В них, этих землянах, было, вообще, столько нелепого. Во многом просто как дети. Тратят зря столько времени на то, что никак не связано с работой. Что такое целый ряд их занятий?
Пиры, например — собрания, чтобы вместе есть, петь и двигаться под музыку, как они называют свои наборы модулируемых звуков. Зачем? Есть необходимо, когда голоден, а не для общения, для которого тоже незачем собираться — использование связи ничем не хуже. А пение и движения под музыку, танцы, не что иное, как игры детей достаточно раннего возраста.
И театр — откровенно непонятное, совсем: кого могут интересовать чужие истории, составляющие весь смысл представляемого — также нередко с этими самыми музыкой, пением и танцами. Несмотря на все попытки понять необходимость того, что там показывали, даже высиживая с огромным трудом спектакль с начала до конца, оставалось только впечатление полнейшей бессмысленности растраченного времени.
А еще стадион с его физическими состязаниями: еще одна бессмыслица.
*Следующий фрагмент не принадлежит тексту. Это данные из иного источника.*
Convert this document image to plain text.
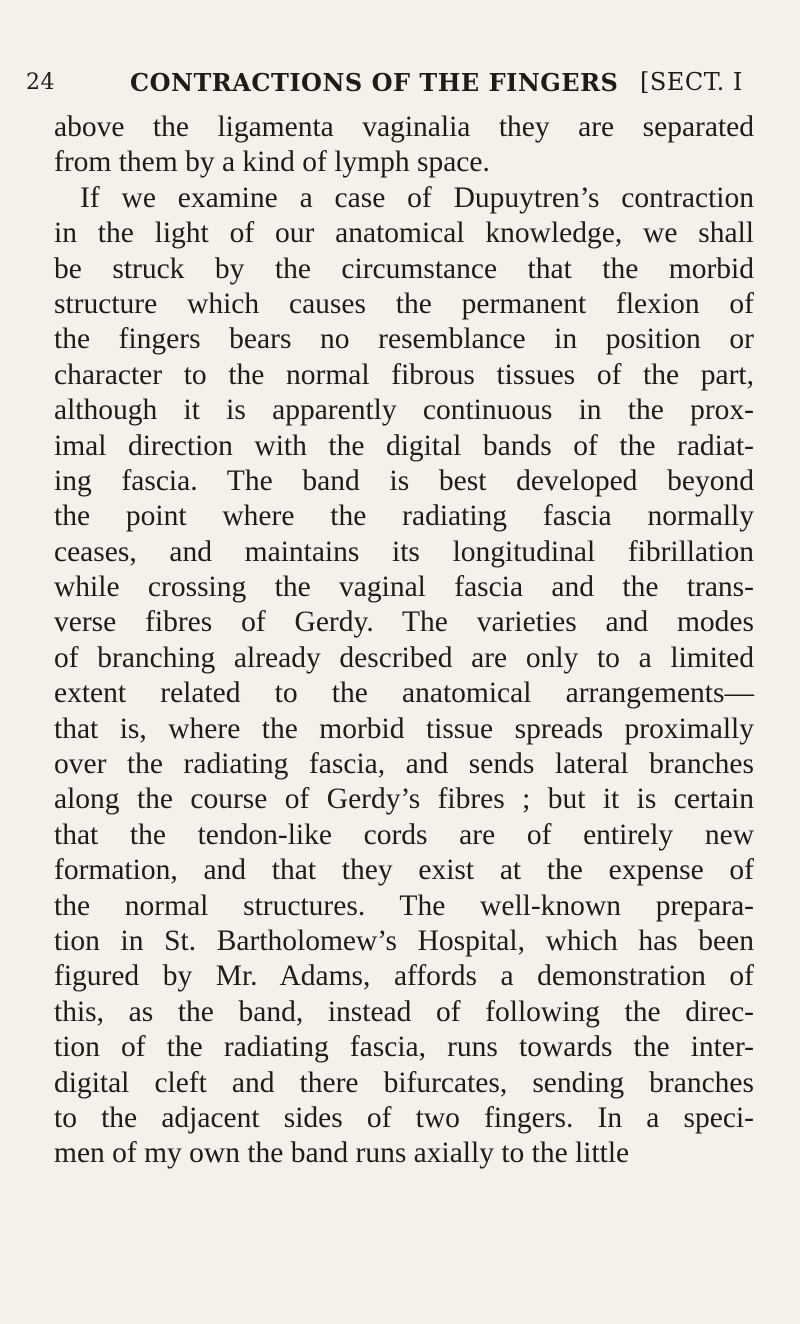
24	CONTRACTIONS OF THE FINGERS [SECT. I
above the ligamenta vaginalia they are separated
from them by a kind of lymph space.
If we examine a case of Dupuytren’s contraction
in the light of our anatomical knowledge, we shall
be struck by the circumstance that the morbid
structure which causes the permanent flexion of
the fingers bears no resemblance in position or
character to the normal fibrous tissues of the part,
although it is apparently continuous in the prox-
imal direction with the digital bands of the radiat-
ing fascia. The band is best developed beyond
the point where the radiating fascia normally
ceases, and maintains its longitudinal fibrillation
while crossing the vaginal fascia and the trans-
verse fibres of Gerdy. The varieties and modes
of branching already described are only to a limited
extent related to the anatomical arrangements—
that is, where the morbid tissue spreads proximally
over the radiating fascia, and sends lateral branches
along the course of Gerdy’s fibres ; but it is certain
that the tendon-like cords are of entirely new
formation, and that they exist at the expense of
the normal structures. The well-known prepara-
tion in St. Bartholomew’s Hospital, which has been
figured by Mr. Adams, affords a demonstration of
this, as the band, instead of following the direc-
tion of the radiating fascia, runs towards the inter-
digital cleft and there bifurcates, sending branches
to the adjacent sides of two fingers. In a speci-
men of my own the band runs axially to the little
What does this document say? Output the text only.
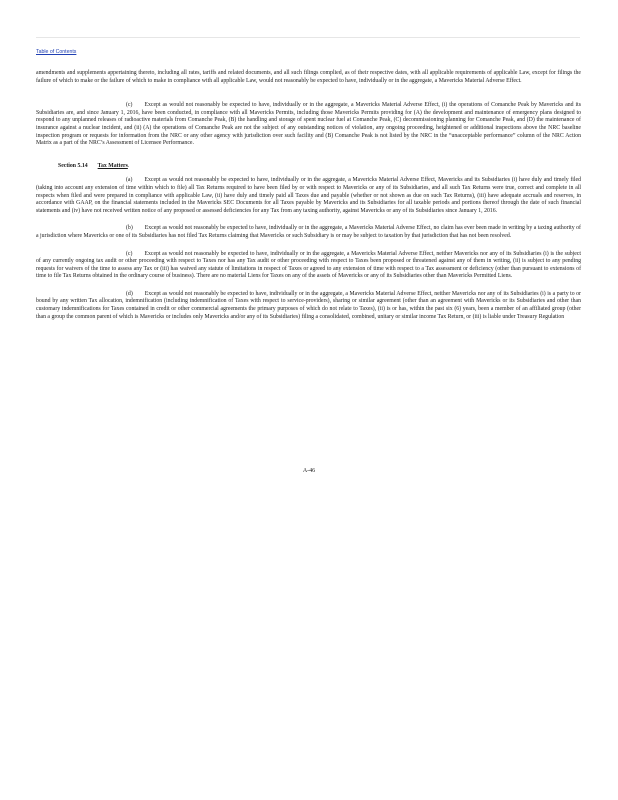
Table of Contents

amendments and supplements appertaining thereto, including all rates, tariffs and related documents, and all such filings complied, as of their respective dates, with all applicable requirements of applicable Law, except for filings the failure of which to make or the failure of which to make in compliance with all applicable Law, would not reasonably be expected to have, individually or in the aggregate, a Mavericks Material Adverse Effect.

(c) Except as would not reasonably be expected to have, individually or in the aggregate, a Mavericks Material Adverse Effect, (i) the operations of Comanche Peak by Mavericks and its Subsidiaries are, and since January 1, 2016, have been conducted, in compliance with all Mavericks Permits, including those Mavericks Permits providing for (A) the development and maintenance of emergency plans designed to respond to any unplanned releases of radioactive materials from Comanche Peak, (B) the handling and storage of spent nuclear fuel at Comanche Peak, (C) decommissioning planning for Comanche Peak, and (D) the maintenance of insurance against a nuclear incident, and (ii) (A) the operations of Comanche Peak are not the subject of any outstanding notices of violation, any ongoing proceeding, heightened or additional inspections above the NRC baseline inspection program or requests for information from the NRC or any other agency with jurisdiction over such facility and (B) Comanche Peak is not listed by the NRC in the “unacceptable performance” column of the NRC Action Matrix as a part of the NRC’s Assessment of Licensee Performance.

Section 5.14 Tax Matters.

(a) Except as would not reasonably be expected to have, individually or in the aggregate, a Mavericks Material Adverse Effect, Mavericks and its Subsidiaries (i) have duly and timely filed (taking into account any extension of time within which to file) all Tax Returns required to have been filed by or with respect to Mavericks or any of its Subsidiaries, and all such Tax Returns were true, correct and complete in all respects when filed and were prepared in compliance with applicable Law, (ii) have duly and timely paid all Taxes due and payable (whether or not shown as due on such Tax Returns), (iii) have adequate accruals and reserves, in accordance with GAAP, on the financial statements included in the Mavericks SEC Documents for all Taxes payable by Mavericks and its Subsidiaries for all taxable periods and portions thereof through the date of such financial statements and (iv) have not received written notice of any proposed or assessed deficiencies for any Tax from any taxing authority, against Mavericks or any of its Subsidiaries since January 1, 2016.

(b) Except as would not reasonably be expected to have, individually or in the aggregate, a Mavericks Material Adverse Effect, no claim has ever been made in writing by a taxing authority of a jurisdiction where Mavericks or one of its Subsidiaries has not filed Tax Returns claiming that Mavericks or such Subsidiary is or may be subject to taxation by that jurisdiction that has not been resolved.

(c) Except as would not reasonably be expected to have, individually or in the aggregate, a Mavericks Material Adverse Effect, neither Mavericks nor any of its Subsidiaries (i) is the subject of any currently ongoing tax audit or other proceeding with respect to Taxes nor has any Tax audit or other proceeding with respect to Taxes been proposed or threatened against any of them in writing, (ii) is subject to any pending requests for waivers of the time to assess any Tax or (iii) has waived any statute of limitations in respect of Taxes or agreed to any extension of time with respect to a Tax assessment or deficiency (other than pursuant to extensions of time to file Tax Returns obtained in the ordinary course of business). There are no material Liens for Taxes on any of the assets of Mavericks or any of its Subsidiaries other than Mavericks Permitted Liens.

(d) Except as would not reasonably be expected to have, individually or in the aggregate, a Mavericks Material Adverse Effect, neither Mavericks nor any of its Subsidiaries (i) is a party to or bound by any written Tax allocation, indemnification (including indemnification of Taxes with respect to service-providers), sharing or similar agreement (other than an agreement with Mavericks or its Subsidiaries and other than customary indemnifications for Taxes contained in credit or other commercial agreements the primary purposes of which do not relate to Taxes), (ii) is or has, within the past six (6) years, been a member of an affiliated group (other than a group the common parent of which is Mavericks or includes only Mavericks and/or any of its Subsidiaries) filing a consolidated, combined, unitary or similar income Tax Return, or (iii) is liable under Treasury Regulation

A-46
Состязаться надо в другом — в научных успехах. Только! Современному человеку ни к чему надутые мускулы: он не животное и не робот.
Эти полудети считают, что таким образом они отдыхают. Глупо: отдых состоит в смене занятий — переключении на ознакомление результатов других, работающих в близких областях. Полный — в глубоком крепком сне. А не в подобном неоправданном баловстве.
Об их атавистическом способе собственного воспроизводства уже было доложено Мудрейшему Децемвирату. Но даже те, кто не образует постоянные пары, именуемые семьями, не пользуются для удовлетворения своего либидо[4] специально обученными привлекательными внешне примитивами обоих полов. А оно у землян явно ничем искусственно не подавляется, как почти у всех мудрых.
Поэтому их сексуальная жизнь куда более активна. И наверно, танцы на их пирах не совсем бессмысленны: возбуждают взаимное желание. Когда сплетают пальцы во время их, как объяснили, безмолвно договариваются о предстоящей близости. Как те примитивы, что предназначены для секса, заботятся о привлекательности своей внешности, не стесняясь обнажаться.
В таком поведении видится что-то животное: что недопустимо у гардрарцев. Тела должны быть полностью закрыты плотной одеждой, неразличимо скрывающей, кто под ней — людх или людха. Соитие между мудрыми не бывает, и потому никого не интересует, насколько привлекательна их внешность для половых партнеров, примитив и примитивов. И людха, мудрая, не имеет выпирающую грудь, как у примитив и земных женщин: с незапамятных времен не кормя ею детей, она стала тем достойней, чем меньше — оптимально почти совсем плоской.
Всё это, конечно, представляет преимущественно интерес для достаточно странного Лима. Почти единственный знаток истории далекой древности, он сходство с существовавшим на Гардраре тогда и поведением землян обнаружил слишком быстро. Наверно, собирает материал для своей очередной книги. И потому много больше других гардрарцев — может быть, даже чем следует — общается с землянами.
Гуманитарий — историк и философ, Лим был обречен на длительное одиночество в мире сплошных естественников и математиков. С трудом находились те, кто был способен понять, что было вне сферы их наук. То, что обнаружил он, сравнивая различные исторические эпохи на Гардраре: начало замедления научного прогресса.
Причину этого Лим видел в очевидном регрессе взаимоотношений тех, кто после всех отбраковок составлял незначительный численно верхний слой людхов, мудрых, ученых-гениев, возглавлявших огромное количество сверхсовершенных роботов и примитивов. Да, ученые действительно обладали гениальными способностями, но главной целью их стали не общие, а лишь собственные научные достижения.
Ушло в прошлое время, когда всех радовали не только свои успехи. Зависть к тому, кто добился больших их в своих исследованиях, возобладала настолько, что попытки плагиата перестали быть редкостью. Потому что только они, собственные успехи, давали то, что ценилось больше всего: славу — и с ней престиж и преимущество в использовании сверхкомпьютеров и технических средств. А прежде всего, чувствовать своё превосходство над другими.